Wednesday, May 17, 2023

EU Lawmakers Seek Revenue Cap On Power Firms If Energy Prices Soar

The European Parliament is proposing a cap on the revenues of electricity generators in case energy prices surge again, according to a draft proposal of the Parliament's lead negotiator on the EU electricity market reform seen by Reuters.

Nicolas Gonzalez Casares—the European Parliament's lead negotiator on the reform proposed by the European Commission earlier this year – has drafted the Parliament's position on the Commission's proposals for market reforms. According to Gonzalez Casares and the Spanish Socialist Members of the European Parliament, the reform of the EU's electricity market should cap the extraordinary profits that power-generating companies reap when energy prices spike in a crisis.

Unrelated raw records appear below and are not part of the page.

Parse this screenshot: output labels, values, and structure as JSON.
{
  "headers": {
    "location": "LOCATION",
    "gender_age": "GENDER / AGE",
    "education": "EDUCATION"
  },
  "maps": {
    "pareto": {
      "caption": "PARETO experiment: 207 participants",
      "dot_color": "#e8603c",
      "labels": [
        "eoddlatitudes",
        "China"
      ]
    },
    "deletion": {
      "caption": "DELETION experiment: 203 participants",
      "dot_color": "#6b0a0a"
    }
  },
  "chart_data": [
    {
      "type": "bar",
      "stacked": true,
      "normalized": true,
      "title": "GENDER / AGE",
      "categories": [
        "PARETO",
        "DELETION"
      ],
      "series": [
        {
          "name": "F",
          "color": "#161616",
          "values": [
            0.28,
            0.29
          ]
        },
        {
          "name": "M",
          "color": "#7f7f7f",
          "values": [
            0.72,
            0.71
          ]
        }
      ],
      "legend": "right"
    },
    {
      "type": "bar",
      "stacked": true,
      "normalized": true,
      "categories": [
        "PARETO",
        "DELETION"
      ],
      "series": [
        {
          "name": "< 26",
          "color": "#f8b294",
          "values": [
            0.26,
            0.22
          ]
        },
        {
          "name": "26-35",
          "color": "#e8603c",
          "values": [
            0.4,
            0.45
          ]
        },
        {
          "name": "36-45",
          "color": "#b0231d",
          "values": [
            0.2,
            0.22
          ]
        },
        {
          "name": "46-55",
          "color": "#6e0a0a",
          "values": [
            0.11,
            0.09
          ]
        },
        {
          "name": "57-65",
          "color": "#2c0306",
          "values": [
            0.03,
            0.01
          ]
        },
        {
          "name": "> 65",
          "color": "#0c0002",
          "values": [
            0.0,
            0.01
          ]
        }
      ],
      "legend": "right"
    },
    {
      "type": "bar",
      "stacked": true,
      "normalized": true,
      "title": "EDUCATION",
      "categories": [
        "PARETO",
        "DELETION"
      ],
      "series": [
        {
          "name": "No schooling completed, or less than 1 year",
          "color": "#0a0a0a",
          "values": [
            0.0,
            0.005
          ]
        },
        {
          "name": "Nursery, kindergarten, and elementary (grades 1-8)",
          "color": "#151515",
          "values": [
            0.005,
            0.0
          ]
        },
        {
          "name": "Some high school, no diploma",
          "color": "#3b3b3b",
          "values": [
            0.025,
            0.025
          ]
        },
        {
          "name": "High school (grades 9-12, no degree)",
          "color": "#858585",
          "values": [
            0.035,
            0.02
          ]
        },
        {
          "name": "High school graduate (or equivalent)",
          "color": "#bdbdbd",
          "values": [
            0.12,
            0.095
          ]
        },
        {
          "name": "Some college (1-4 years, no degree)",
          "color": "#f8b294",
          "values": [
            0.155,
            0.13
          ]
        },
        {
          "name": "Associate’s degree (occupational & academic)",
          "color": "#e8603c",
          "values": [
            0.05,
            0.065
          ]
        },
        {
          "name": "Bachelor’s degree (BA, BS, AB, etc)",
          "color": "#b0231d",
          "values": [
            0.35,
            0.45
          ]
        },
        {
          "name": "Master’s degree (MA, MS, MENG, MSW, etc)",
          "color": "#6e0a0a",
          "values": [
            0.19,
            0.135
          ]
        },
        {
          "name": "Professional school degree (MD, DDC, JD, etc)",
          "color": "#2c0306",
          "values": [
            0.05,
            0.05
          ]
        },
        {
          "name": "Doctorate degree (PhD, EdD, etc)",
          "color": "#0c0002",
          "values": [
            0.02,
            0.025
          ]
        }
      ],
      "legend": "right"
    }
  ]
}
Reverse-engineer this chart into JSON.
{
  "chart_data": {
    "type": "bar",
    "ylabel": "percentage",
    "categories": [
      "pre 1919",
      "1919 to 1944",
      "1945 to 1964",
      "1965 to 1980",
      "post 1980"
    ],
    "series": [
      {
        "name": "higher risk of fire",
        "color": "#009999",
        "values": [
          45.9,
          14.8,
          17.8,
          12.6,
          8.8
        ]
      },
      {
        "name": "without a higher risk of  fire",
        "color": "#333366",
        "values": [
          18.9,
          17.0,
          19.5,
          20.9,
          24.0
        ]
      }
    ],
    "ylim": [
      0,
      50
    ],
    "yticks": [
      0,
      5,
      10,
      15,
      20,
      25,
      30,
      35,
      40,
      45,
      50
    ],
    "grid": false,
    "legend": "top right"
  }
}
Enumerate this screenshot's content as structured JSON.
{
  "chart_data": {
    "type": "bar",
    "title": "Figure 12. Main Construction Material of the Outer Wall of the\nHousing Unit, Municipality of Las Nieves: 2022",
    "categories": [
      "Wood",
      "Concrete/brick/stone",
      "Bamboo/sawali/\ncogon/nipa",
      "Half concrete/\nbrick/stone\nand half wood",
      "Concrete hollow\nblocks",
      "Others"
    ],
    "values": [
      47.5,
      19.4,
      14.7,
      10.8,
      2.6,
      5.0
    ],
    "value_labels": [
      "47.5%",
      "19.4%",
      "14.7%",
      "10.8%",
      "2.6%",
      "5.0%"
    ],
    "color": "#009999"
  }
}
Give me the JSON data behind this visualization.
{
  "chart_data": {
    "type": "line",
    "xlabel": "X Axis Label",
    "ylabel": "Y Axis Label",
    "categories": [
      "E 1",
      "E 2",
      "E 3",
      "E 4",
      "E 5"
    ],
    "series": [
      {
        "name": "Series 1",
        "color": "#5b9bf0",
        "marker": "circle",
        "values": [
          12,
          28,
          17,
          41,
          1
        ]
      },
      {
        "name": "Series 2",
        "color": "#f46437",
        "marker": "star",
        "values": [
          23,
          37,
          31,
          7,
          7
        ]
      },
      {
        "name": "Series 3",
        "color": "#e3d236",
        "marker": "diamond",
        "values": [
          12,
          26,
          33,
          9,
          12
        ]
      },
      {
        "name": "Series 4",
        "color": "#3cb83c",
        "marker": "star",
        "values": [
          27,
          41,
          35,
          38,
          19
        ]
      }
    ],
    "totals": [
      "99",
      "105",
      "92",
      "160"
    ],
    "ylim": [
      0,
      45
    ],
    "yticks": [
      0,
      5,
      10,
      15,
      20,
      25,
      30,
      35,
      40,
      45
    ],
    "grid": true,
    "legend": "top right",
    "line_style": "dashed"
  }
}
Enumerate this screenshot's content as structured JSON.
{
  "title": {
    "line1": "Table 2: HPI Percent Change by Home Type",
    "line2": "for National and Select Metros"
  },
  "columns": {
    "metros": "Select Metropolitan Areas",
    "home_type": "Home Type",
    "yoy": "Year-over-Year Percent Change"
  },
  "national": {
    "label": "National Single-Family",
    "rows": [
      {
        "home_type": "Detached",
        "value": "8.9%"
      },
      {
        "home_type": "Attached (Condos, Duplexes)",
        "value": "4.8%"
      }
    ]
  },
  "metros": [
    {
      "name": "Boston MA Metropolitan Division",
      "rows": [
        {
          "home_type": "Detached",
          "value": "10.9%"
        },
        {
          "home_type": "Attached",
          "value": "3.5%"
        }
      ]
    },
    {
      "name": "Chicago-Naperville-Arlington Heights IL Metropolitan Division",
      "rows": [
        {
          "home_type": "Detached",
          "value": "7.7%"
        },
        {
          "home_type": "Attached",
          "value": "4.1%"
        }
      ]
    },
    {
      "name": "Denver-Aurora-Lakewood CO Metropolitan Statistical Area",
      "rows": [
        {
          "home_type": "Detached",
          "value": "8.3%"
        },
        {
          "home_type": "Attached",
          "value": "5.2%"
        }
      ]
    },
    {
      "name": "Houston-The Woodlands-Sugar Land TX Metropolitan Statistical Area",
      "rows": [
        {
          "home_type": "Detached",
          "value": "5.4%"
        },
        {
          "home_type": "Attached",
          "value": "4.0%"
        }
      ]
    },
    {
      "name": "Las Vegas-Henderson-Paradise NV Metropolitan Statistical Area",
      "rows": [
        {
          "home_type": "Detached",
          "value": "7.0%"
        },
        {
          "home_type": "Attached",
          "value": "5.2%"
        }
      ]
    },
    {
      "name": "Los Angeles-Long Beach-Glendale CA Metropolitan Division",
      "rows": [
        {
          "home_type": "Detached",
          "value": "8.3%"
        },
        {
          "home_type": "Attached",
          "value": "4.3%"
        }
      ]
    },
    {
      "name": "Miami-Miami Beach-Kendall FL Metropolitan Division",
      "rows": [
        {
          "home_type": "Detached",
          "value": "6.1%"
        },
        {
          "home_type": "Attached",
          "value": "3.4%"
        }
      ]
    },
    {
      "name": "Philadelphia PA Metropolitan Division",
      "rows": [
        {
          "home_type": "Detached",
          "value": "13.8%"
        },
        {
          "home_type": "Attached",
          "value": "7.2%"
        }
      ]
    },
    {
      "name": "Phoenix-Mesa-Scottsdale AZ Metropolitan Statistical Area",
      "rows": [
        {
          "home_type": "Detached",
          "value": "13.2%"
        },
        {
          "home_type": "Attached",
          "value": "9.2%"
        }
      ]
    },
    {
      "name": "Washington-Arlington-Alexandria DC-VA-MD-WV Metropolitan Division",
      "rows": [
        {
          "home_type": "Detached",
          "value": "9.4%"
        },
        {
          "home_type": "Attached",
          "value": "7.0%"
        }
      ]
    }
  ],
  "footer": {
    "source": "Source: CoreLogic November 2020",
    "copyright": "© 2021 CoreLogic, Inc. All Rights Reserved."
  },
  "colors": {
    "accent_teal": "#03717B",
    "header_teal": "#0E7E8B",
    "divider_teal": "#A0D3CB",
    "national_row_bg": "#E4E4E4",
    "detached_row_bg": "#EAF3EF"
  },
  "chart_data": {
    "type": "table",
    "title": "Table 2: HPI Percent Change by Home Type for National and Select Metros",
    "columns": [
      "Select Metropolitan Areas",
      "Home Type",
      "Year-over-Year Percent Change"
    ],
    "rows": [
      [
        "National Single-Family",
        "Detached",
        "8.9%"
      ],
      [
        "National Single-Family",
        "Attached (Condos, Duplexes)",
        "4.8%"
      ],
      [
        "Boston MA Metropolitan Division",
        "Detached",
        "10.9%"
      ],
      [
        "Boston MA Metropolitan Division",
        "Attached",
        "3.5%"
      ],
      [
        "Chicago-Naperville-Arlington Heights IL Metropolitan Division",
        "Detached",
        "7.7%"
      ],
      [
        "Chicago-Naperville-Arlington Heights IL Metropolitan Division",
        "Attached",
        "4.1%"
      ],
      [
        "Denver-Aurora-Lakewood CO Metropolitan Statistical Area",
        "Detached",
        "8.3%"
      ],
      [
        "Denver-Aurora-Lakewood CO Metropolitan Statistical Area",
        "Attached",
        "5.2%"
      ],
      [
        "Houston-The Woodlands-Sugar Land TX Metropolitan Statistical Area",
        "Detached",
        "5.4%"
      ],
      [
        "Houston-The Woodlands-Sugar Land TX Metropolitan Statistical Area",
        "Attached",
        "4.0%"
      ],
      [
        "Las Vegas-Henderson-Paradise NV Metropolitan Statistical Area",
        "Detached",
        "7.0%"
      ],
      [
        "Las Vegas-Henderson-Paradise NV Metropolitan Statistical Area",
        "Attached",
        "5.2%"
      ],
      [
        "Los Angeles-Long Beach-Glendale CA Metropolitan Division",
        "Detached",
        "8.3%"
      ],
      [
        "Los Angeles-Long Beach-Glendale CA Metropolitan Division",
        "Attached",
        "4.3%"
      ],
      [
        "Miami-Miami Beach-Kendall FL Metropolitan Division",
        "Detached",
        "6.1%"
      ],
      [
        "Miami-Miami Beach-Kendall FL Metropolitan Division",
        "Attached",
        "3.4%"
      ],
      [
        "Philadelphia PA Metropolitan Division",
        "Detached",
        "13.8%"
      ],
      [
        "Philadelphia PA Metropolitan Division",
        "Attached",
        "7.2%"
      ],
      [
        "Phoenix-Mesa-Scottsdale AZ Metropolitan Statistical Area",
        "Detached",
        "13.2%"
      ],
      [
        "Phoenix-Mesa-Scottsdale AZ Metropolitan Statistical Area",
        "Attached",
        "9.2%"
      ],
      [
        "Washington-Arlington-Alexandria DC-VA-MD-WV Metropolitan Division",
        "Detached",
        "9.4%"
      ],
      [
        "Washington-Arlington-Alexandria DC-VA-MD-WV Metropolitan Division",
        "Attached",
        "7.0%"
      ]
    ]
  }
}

"Social justice has to be above the profits of few," the Spanish Socialist MEPs say.

Gonzalez Casares's draft report, seen by Reuters, proposes a cap that would recover 90% of any revenue over $196 (180 euros) per megawatt-hour (MWh). The cap would include producers of electricity from wind, solar, and nuclear power, as well as coal. 

The money raised from the revenue cap would go to government measures to support the most vulnerable consumers, including temporary cuts in electricity tariffs for households and businesses.

"It's very important to use these revenues in order to reduce bills for people," Gonzalez Casares told Reuters, commenting on his proposal.

The European Commission in March presented a proposal to revise the rules for electricity market design and for improving the EU protection against market manipulation in the wholesale energy market.

The Commission says that the market reform is aimed at making the EU energy market more resilient and making the energy bills of European consumers and companies more independent from the short-term market price of electricity.  

The proposal has now passed to the Council and the European Parliament for debate and negotiation, with the market reform expected to be voted on later this year.